Tamara menghembuskan napas lega. "Gue kira gue telat, gue masak dulu biar nanti malam kalau Mas Pras pulang udah ada makanan di meja."

Melly terkekeh pelan dan mengangguk. "Kehidupan seorang istri, gue paham." Melly tersenyum.

"Eh, lo nggak masuk kerja?" Tamara seketika tersadar bahwa Melly adalah sekertaris Pras.

Melly menggeleng. "Gue ambil cuti beberapa hari. Wanita juga butuh waktu untuk memanjakan diri," jawab Melly.

Tamara mengangguk. Dia kemudian meminum jus mangga yang sudah dipesankan oleh Melly lebih dulu. Matanya melebar.

"Segar banget," ucapnya. "Oh ya, ada apa lo mau ketemu gue?"

Melly menatap Tamara selama beberapa detik dengan wajah yang tiba-tiba berubah mendung. "Gue mau lapor sama lo, tapi sebelumnya gue mohon jangan stres mikirin hal ini karena lo lagi hamil!"

Tamara terdiam dan masih menunggu ucapan Melly selanjutnya.

"Pak Pras selingkuh," ucapnya pelan.

Tamara masih bisa mendengarnya. Dia hanya diam dan tidak memberikan tanggapan apapun. Melly belum selesai mengatakan semuanya dan Tamara perlu untuk menggali hal yang sudah bukan rahasia lagi baginya.

"Dia sempat bercumbu dengan wanita lain, Tam." Melly memberikan mimik wajah prihatin di depan Tamara.

Meski sudah tahu bahwa Pras pernah berselingkuh tapi entah kenapa hati Tamara masih saja terasa sakit saat mendengar penuturan Melly. Tamara tidak tahu harus berkata apa. Baginya kasus perselingkuhan Pras memang belum sepenuhnya selesai.

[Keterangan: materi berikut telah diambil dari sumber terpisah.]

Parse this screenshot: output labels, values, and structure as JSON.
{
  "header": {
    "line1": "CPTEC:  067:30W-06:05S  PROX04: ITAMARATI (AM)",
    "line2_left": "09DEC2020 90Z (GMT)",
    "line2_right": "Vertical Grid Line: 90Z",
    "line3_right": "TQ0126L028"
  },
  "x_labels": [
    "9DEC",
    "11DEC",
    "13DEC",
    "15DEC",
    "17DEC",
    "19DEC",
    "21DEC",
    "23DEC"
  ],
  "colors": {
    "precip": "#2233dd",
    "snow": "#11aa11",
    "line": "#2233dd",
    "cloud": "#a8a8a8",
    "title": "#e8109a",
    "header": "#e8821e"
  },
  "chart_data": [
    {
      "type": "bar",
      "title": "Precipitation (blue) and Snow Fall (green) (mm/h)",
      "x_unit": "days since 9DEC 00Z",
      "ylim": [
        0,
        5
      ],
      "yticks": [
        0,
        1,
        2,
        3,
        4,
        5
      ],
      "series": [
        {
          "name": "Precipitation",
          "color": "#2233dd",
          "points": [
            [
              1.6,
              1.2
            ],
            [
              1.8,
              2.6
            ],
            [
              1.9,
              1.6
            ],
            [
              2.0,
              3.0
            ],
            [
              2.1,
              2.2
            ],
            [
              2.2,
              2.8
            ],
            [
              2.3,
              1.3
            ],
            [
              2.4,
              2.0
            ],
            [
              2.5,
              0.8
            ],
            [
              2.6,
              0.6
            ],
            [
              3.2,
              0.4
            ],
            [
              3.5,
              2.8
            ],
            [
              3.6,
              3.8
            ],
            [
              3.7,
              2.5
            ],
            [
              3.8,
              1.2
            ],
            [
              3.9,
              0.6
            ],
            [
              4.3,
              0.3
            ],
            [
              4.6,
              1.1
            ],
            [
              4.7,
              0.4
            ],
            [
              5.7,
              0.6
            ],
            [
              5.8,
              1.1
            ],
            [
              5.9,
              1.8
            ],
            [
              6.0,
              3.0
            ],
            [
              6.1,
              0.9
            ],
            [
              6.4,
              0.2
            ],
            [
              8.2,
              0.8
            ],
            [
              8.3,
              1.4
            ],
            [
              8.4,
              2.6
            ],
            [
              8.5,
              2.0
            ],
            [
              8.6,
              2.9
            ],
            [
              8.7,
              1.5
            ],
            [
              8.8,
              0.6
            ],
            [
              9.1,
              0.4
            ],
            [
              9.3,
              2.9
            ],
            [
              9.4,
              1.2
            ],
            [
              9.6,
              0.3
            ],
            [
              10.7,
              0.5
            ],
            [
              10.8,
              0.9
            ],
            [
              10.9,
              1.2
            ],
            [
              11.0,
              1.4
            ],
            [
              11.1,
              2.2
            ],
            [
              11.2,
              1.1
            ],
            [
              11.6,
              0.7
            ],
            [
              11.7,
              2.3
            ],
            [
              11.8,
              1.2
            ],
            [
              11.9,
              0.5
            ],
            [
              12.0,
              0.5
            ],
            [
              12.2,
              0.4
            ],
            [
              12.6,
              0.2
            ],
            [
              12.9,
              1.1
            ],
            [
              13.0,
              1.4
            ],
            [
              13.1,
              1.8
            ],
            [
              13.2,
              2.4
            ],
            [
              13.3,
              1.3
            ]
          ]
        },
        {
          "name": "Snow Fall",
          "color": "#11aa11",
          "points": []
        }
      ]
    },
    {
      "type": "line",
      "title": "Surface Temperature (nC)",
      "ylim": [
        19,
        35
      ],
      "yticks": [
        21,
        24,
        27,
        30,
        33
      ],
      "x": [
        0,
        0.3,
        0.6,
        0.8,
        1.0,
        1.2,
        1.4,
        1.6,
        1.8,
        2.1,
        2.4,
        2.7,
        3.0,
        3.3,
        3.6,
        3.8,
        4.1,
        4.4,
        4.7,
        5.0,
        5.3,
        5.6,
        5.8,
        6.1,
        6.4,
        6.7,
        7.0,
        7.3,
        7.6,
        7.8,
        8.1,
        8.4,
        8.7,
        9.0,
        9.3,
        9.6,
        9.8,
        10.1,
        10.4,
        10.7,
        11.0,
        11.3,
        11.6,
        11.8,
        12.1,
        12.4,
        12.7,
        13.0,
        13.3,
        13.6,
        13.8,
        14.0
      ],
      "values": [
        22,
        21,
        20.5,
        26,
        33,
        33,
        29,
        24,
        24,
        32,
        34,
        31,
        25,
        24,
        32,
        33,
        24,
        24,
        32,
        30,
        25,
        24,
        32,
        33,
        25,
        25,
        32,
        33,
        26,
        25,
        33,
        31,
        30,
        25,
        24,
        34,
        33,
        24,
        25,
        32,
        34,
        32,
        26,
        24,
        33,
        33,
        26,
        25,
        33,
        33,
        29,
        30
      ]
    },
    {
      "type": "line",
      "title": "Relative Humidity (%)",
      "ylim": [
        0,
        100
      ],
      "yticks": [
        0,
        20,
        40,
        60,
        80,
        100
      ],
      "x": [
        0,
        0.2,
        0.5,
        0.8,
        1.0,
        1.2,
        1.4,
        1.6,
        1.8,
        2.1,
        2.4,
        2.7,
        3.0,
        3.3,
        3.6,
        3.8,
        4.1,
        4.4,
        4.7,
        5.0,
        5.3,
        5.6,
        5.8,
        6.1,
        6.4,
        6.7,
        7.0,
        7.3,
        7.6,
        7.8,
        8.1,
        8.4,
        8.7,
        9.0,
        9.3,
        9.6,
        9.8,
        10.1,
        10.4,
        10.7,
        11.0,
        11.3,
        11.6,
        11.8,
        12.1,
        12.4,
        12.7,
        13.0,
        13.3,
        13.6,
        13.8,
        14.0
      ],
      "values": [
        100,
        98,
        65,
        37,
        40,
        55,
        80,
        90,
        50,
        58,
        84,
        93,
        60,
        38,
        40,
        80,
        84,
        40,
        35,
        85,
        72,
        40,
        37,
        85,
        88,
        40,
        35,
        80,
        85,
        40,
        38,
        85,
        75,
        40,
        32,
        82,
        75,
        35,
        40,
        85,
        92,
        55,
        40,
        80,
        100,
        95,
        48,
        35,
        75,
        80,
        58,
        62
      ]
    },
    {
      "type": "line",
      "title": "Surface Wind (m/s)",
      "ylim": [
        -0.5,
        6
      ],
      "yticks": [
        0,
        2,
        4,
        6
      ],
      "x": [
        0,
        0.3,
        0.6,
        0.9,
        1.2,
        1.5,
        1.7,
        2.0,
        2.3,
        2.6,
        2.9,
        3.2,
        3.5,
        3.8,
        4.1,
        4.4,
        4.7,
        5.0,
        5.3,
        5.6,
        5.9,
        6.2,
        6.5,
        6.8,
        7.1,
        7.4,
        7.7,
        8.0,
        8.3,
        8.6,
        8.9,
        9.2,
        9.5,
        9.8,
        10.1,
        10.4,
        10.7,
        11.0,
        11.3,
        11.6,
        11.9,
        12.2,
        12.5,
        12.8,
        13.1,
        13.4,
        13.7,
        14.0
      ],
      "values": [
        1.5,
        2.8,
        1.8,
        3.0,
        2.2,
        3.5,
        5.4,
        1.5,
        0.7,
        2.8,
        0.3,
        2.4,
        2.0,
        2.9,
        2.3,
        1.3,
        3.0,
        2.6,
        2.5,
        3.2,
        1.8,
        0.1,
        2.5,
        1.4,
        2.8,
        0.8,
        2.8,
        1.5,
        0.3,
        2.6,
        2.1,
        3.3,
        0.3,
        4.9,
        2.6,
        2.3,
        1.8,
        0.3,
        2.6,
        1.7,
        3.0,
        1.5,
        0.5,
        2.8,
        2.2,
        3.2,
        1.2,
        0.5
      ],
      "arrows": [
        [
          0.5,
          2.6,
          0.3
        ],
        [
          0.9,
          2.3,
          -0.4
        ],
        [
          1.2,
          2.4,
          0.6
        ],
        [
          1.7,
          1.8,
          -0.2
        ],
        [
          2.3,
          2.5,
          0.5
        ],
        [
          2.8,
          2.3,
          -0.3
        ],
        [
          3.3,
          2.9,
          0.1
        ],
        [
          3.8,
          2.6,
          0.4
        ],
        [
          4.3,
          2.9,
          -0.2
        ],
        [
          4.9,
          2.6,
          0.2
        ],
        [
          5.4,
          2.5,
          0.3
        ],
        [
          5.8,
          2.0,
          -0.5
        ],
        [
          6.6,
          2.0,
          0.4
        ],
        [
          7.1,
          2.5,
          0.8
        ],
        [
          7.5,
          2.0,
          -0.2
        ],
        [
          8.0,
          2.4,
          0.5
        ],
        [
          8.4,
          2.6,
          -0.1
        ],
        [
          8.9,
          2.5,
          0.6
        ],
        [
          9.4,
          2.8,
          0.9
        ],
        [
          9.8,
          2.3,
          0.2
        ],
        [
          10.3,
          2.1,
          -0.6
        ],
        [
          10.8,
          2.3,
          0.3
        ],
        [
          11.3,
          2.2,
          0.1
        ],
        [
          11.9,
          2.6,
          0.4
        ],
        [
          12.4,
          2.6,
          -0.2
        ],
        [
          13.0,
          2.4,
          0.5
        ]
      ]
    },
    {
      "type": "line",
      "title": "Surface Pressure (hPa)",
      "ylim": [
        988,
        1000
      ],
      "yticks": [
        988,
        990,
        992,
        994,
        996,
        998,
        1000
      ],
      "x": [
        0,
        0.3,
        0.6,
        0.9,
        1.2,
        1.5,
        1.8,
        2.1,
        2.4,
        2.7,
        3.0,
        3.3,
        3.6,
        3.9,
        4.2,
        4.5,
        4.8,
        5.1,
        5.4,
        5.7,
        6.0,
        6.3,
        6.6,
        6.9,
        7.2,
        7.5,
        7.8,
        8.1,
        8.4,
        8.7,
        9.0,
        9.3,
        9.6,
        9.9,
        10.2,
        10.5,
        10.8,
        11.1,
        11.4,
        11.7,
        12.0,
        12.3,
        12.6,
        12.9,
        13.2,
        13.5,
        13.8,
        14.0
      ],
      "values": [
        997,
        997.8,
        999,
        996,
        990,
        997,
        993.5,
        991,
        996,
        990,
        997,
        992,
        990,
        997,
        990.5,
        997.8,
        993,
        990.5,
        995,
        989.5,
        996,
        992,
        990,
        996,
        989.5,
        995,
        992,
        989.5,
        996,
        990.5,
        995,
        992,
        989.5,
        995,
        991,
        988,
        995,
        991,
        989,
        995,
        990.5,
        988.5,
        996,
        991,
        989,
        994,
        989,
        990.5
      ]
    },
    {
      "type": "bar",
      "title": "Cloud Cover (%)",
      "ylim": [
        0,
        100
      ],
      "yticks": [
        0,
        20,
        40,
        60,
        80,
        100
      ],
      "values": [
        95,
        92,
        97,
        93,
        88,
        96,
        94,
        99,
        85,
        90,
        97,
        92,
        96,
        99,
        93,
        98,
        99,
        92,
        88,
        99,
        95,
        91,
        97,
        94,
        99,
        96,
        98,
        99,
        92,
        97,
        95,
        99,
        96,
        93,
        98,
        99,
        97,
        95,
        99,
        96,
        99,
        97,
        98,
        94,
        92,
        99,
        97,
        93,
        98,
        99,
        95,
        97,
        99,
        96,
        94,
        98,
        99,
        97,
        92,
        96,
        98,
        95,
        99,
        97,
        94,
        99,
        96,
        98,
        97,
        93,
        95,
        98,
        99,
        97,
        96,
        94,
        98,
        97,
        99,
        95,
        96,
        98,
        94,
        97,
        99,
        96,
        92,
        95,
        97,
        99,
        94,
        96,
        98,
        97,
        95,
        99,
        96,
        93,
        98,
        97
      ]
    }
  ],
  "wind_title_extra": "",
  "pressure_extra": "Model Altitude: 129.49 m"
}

Masih banyak hal yang mengganjal di hatinya. Tamara merasa Pras masih belum bisa jujur padanya.

"Gue hanya bisa bilang itu sama lo. Gue sendiri tahu karena Pak Pras pernah bertanya," Melly melirik ke arah kopinya yang masih mengepulkan asap. "Apa hadiah yang cocok untuk seorang wanita yang ia cintai," lanjutnya.

Tamara mengepalkan tangannya. "Cincin?" bisiknya.

Melly tersenyum dan mengangguk. "Ya, gue pernah lihat ada kotak cincin di atas meja kerja Pak Pras. Awalnya gue pikir itu untuk lo. Dan setelah dia bilang kalau cincin itu untuk cinta pertamanya, gue agak ragu kalau itu untuk lo."

"Gue udah tahu, Mel." Tamara tersenyum.

"Saran gue, lo tanya langsung ke Pak Pras. Kalau perlu lo paksa supaya dia mau ngaku. Lo berhak melakukan itu. Gue bicara gini karena gue peduli sama lo. Kita sama-sama wanita yang ingin memiliki pasangan setia." Melly tersenyum lembut.